From a point 30 m above the surface of a lake, the angle of elevation of an aeroplane is 30° and the angle of depression of its image in the water is 60°. What is the height of the aeroplane above the water surface?

Introduction / Context:
This problem uses the idea of reflection in water together with angles of elevation and depression. An observer stands at a point above the surface of a lake and observes both an aeroplane in the sky and its image reflected in the water. Using the angles to the aeroplane and its image, we need to determine the actual height of the aeroplane above the water surface.

Given Data / Assumptions:

• The observer is 30 m above the water surface.
• The angle of elevation from the observer to the aeroplane is 30 degrees.
• The angle of depression from the observer to the image of the aeroplane in the water is 60 degrees.
• The image of the aeroplane in the water is as far below the water level as the plane is above it.
• The lake surface is horizontal and acts as a mirror.

Concept / Approach:
Let the aeroplane be at height H above the water surface and at horizontal distance x from the vertical line through the observer. Its image will be at height −H (below the surface) but at the same horizontal distance x. The vertical distance from observer (30 m above water) to the plane is H − 30, and to the image is 30 + H. Using tan 30 = (H − 30) / x and tan 60 = (30 + H) / x, we can solve the system of equations for H and x, then report H as the height above water.

Step-by-Step Solution:
Let the height of the aeroplane above the water surface be H. Let the horizontal distance from the observer's vertical projection to the aeroplane be x. For the aeroplane: tan 30 = (H − 30) / x ⇒ 1 / √3 = (H − 30) / x. So H − 30 = x / √3. (1) For the image: angle of depression is 60 degrees, so tan 60 = (30 + H) / x ⇒ √3 = (30 + H) / x. So 30 + H = x√3. (2) From (1), x = √3(H − 30). Substitute into (2): 30 + H = √3(H − 30) × √3 = 3(H − 30). Thus 30 + H = 3H − 90 ⇒ 30 + 90 = 3H − H ⇒ 120 = 2H ⇒ H = 60 m.

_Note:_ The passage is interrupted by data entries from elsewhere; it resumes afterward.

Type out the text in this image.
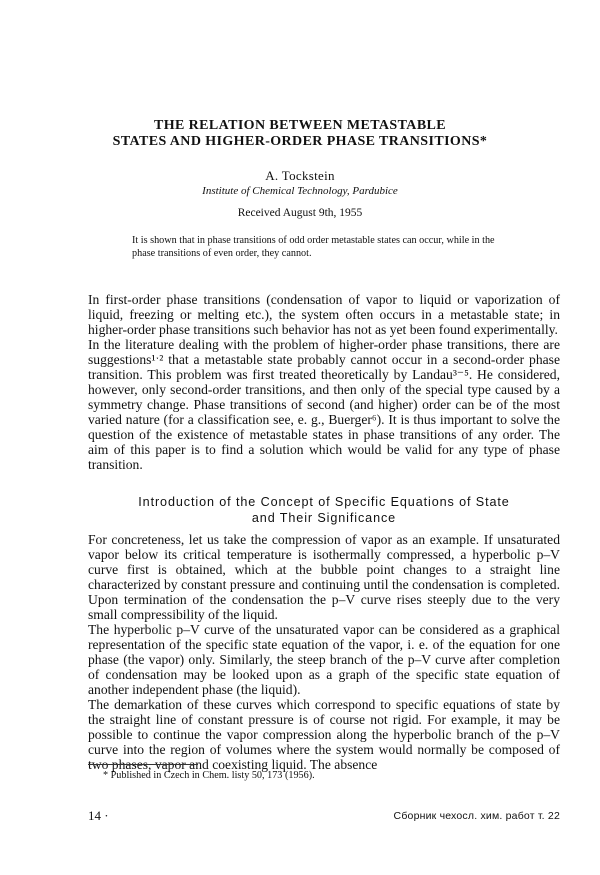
THE RELATION BETWEEN METASTABLE
STATES AND HIGHER-ORDER PHASE TRANSITIONS*
A. Tockstein
Institute of Chemical Technology, Pardubice
Received August 9th, 1955
It is shown that in phase transitions of odd order metastable states can occur, while in the phase transitions of even order, they cannot.

In first-order phase transitions (condensation of vapor to liquid or vaporization of liquid, freezing or melting etc.), the system often occurs in a metastable state; in higher-order phase transitions such behavior has not as yet been found experimentally.

In the literature dealing with the problem of higher-order phase transitions, there are suggestions¹ˑ² that a metastable state probably cannot occur in a second-order phase transition. This problem was first treated theoretically by Landau³⁻⁵. He considered, however, only second-order transitions, and then only of the special type caused by a symmetry change. Phase transitions of second (and higher) order can be of the most varied nature (for a classification see, e. g., Buerger⁶). It is thus important to solve the question of the existence of metastable states in phase transitions of any order. The aim of this paper is to find a solution which would be valid for any type of phase transition.

Introduction of the Concept of Specific Equations of State
and Their Significance

For concreteness, let us take the compression of vapor as an example. If unsaturated vapor below its critical temperature is isothermally compressed, a hyperbolic p–V curve first is obtained, which at the bubble point changes to a straight line characterized by constant pressure and continuing until the condensation is completed. Upon termination of the condensation the p–V curve rises steeply due to the very small compressibility of the liquid.

The hyperbolic p–V curve of the unsaturated vapor can be considered as a graphical representation of the specific state equation of the vapor, i. e. of the equation for one phase (the vapor) only. Similarly, the steep branch of the p–V curve after completion of condensation may be looked upon as a graph of the specific state equation of another independent phase (the liquid).

The demarkation of these curves which correspond to specific equations of state by the straight line of constant pressure is of course not rigid. For example, it may be possible to continue the vapor compression along the hyperbolic branch of the p–V curve into the region of volumes where the system would normally be composed of two phases, vapor and coexisting liquid. The absence

* Published in Czech in Chem. listy 50, 173 (1956).
14 ·	Сборник чехосл. хим. работ т. 22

Verification / Alternative check:
If H = 60 m, then from (1), H − 30 = 30 m. So x / √3 = 30 ⇒ x = 30√3. From (2), 30 + H = 90, and x√3 = 30√3 × √3 = 30 × 3 = 90, which matches perfectly. Tan 30 = 30 / (30√3) = 1 / √3 and tan 60 = 90 / (30√3) = 3 / √3 = √3, confirming that both angles are correct.

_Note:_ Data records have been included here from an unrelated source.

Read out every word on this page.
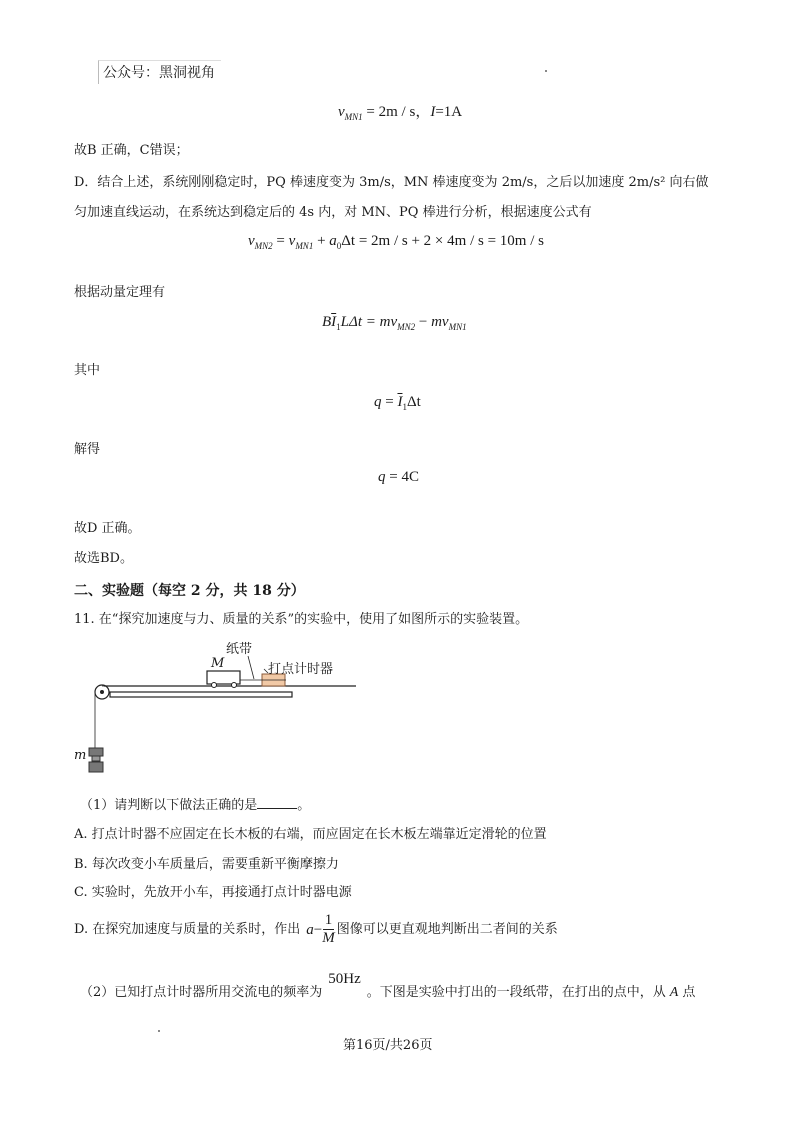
公众号：黑洞视角
$v_{MN1} = 2m / s$，I=1A
故B 正确，C错误；
D．结合上述，系统刚刚稳定时，PQ 棒速度变为 3m/s，MN 棒速度变为 2m/s，之后以加速度 2m/s² 向右做
匀加速直线运动，在系统达到稳定后的 4s 内，对 MN、PQ 棒进行分析，根据速度公式有
$v_{MN2} = v_{MN1} + a_0\Delta t = 2m / s + 2 \times 4m / s = 10m / s$
根据动量定理有
$B\overline{I}_1L\Delta t = mv_{MN2} - mv_{MN1}$
其中
$q = \overline{I}_1\Delta t$
解得
q = 4C
故D 正确。
故选BD。
二、实验题（每空 2 分，共 18 分）
11. 在“探究加速度与力、质量的关系”的实验中，使用了如图所示的实验装置。
纸带
M	打点计时器
m
（1）请判断以下做法正确的是	。
A. 打点计时器不应固定在长木板的右端，而应固定在长木板左端靠近定滑轮的位置
B. 每次改变小车质量后，需要重新平衡摩擦力
C. 实验时，先放开小车，再接通打点计时器电源
D. 在探究加速度与质量的关系时，作出 $a- \frac{1}{M}$ 图像可以更直观地判断出二者间的关系
（2）已知打点计时器所用交流电的频率为
50Hz
。下图是实验中打出的一段纸带，在打出的点中，从 A 点
第16页/共26页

Why Other Options Are Wrong:

• 45 m and 50 m: These heights do not satisfy both tan 30 and tan 60 relations simultaneously when substituted into the system.
• 75 m and 90 m: These heights give inconsistent distances or angles relative to the given 30 m observer height and the stated angles.
• Only 60 m yields a consistent pair of right triangles with correct angles and distances.

Common Pitfalls:
Many students forget that the distance from the observer to the image is 30 + H, not H − 30, because the image is below the water surface. Another mistake is to mismatch the angles with the wrong vertical distances. Drawing a vertical axis showing the observer, water surface, aeroplane and its image often helps keep track of the correct distances and signs.

Final Answer:
The height of the aeroplane above the water surface is 60 m.